Private Equity Hesitation

Private equity firms are facing growing exit challenges due to macro instability and stalled fundraising. A staggering $3.6 trillion in assets remain unsold, creating a backlog in exits. In addition, one study found that out of the $3.3 billion in new capital being raised by PE firms only one third of that amount is in the current allocations by institutional investors. This results in deals being paused or abandoned as Private Equity is more selective with new investments. Private equity transactions dropped from 92 in the last half or 2024 to 61 in the first half of 2025.

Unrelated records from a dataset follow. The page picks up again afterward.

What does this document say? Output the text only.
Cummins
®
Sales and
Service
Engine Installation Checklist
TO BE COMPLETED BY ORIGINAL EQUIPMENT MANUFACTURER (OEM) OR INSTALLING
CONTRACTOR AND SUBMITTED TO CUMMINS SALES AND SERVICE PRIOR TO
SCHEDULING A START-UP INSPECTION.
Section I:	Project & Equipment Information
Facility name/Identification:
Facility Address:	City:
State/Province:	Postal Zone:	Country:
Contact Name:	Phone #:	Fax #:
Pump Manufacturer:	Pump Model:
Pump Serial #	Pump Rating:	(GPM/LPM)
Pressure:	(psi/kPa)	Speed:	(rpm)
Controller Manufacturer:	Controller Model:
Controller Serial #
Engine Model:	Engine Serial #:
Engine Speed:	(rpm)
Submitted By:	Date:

Eric M. Oganesoff, a FOCUS Managing Director, heads FOCUS’s Supply Chain practice and is also a member of the Government and Defense group. He has conducted over 80 M&A, debt and capital raise transactions. He has over 20 years of senior executive level experience in leading businesses ranging from wireless solutions, software, and RFID services to manufacturing, industrial products, energy and environmental products, and government contracting.

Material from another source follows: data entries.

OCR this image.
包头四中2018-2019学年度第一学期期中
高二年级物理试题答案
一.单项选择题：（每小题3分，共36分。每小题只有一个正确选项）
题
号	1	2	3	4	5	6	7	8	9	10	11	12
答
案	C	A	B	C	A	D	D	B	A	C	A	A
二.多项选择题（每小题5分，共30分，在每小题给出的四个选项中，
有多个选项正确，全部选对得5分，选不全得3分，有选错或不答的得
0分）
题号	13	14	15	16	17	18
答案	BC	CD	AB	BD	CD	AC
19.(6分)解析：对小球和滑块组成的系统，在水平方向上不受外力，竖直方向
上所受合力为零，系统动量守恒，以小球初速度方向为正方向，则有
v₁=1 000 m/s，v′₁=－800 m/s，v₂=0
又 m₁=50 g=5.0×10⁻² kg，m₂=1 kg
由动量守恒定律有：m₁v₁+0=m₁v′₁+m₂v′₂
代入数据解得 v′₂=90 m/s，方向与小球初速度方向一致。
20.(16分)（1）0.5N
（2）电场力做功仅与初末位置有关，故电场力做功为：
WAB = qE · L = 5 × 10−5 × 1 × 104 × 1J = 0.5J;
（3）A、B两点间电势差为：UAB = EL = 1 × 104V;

In the two years prior to joining FOCUS, Mr. Oganesoff led or co-led the formation of three companies in RFID services, supply chain and logistics solutions, and advanced fiber product manufacturing. He led the business strategy development, M&A transactions and capital raise activities as an investor and transition CEO in these ventures.

Before joining FOCUS Mr. Oganesoff served as the CEO or president of several companies. He was president and CEO of TracerNet, an enterprise level wireless mobile asset management solutions provider for commercial fleets. Before that he served as founder, chairman and CEO of Greenstone Industries, a consolidation of specialty fiber environmental product manufacturers and distributors with nine manufacturing facilities across North America. He also served as president of Washington Resources Group, Inc. (WRG), a diversified holding company with a total of 22 operating subsidiaries and high-tech venture capital investments and a wholly-owned subsidiary of Washington Gas Light.

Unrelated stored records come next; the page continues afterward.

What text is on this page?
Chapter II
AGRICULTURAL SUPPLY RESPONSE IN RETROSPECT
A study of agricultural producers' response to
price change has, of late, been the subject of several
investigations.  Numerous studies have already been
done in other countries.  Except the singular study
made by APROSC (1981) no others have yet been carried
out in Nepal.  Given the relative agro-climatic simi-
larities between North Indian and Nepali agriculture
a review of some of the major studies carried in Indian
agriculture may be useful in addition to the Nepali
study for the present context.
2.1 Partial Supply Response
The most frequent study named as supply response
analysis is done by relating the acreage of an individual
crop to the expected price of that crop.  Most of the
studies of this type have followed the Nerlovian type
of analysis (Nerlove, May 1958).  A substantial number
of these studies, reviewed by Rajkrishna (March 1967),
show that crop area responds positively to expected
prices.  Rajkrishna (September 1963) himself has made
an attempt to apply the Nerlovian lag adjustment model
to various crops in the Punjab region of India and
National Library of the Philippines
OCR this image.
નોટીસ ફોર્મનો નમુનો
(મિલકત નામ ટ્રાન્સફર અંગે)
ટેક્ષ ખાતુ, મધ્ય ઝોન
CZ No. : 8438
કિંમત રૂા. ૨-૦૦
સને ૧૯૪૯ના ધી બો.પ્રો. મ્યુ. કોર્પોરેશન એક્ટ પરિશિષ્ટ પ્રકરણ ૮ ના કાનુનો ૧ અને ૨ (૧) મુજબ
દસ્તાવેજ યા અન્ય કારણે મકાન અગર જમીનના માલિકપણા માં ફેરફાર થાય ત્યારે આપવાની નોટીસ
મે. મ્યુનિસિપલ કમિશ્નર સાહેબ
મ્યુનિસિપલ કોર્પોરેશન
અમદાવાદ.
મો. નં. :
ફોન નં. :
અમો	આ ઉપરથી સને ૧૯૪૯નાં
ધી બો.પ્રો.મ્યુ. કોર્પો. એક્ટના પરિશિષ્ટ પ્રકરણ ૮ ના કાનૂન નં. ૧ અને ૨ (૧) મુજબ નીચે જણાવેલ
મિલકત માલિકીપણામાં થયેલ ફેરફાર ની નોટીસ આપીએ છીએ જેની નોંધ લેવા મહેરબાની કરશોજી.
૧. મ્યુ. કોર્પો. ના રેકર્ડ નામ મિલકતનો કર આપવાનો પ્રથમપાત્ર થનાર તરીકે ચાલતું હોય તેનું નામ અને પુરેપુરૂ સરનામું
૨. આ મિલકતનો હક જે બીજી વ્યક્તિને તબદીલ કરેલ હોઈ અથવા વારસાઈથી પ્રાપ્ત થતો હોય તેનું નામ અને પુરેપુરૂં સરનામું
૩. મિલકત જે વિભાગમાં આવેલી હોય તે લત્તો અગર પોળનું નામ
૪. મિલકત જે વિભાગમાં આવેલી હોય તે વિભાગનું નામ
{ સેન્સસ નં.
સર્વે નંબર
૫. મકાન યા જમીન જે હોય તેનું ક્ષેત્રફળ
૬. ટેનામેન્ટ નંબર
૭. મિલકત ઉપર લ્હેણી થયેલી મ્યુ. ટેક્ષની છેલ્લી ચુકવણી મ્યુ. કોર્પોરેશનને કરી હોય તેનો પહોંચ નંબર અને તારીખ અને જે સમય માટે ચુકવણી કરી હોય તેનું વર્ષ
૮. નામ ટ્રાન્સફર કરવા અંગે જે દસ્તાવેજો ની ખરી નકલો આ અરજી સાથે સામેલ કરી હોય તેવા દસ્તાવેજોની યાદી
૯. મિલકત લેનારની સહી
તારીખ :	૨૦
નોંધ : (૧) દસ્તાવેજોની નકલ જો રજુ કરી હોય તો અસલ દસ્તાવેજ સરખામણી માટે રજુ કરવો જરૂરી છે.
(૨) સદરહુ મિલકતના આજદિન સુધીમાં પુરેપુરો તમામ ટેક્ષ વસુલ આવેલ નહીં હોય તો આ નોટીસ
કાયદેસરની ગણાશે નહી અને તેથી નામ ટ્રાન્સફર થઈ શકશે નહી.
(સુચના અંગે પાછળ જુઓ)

Mr. Oganesoff received a White House appointment to NASA as Special Assistant to the Associate Administrator, Office of Space Flight, where he headed the NASA task force that developed NASA’s first strategic marketing plan for Space Shuttle launch services. In this role he directed efforts to determine sales, pricing strategies, NASA’s involvement in insurance, financing, and countertrade. He received a Presidential Commendation from President Reagan for his work at NASA.

Mr. Oganesoff received his Bachelor of Science degree in electrical engineering from the University of Maryland. He earned his MBA from Southern Illinois University. He has also served on the board of many high-tech and emerging companies and industry associations.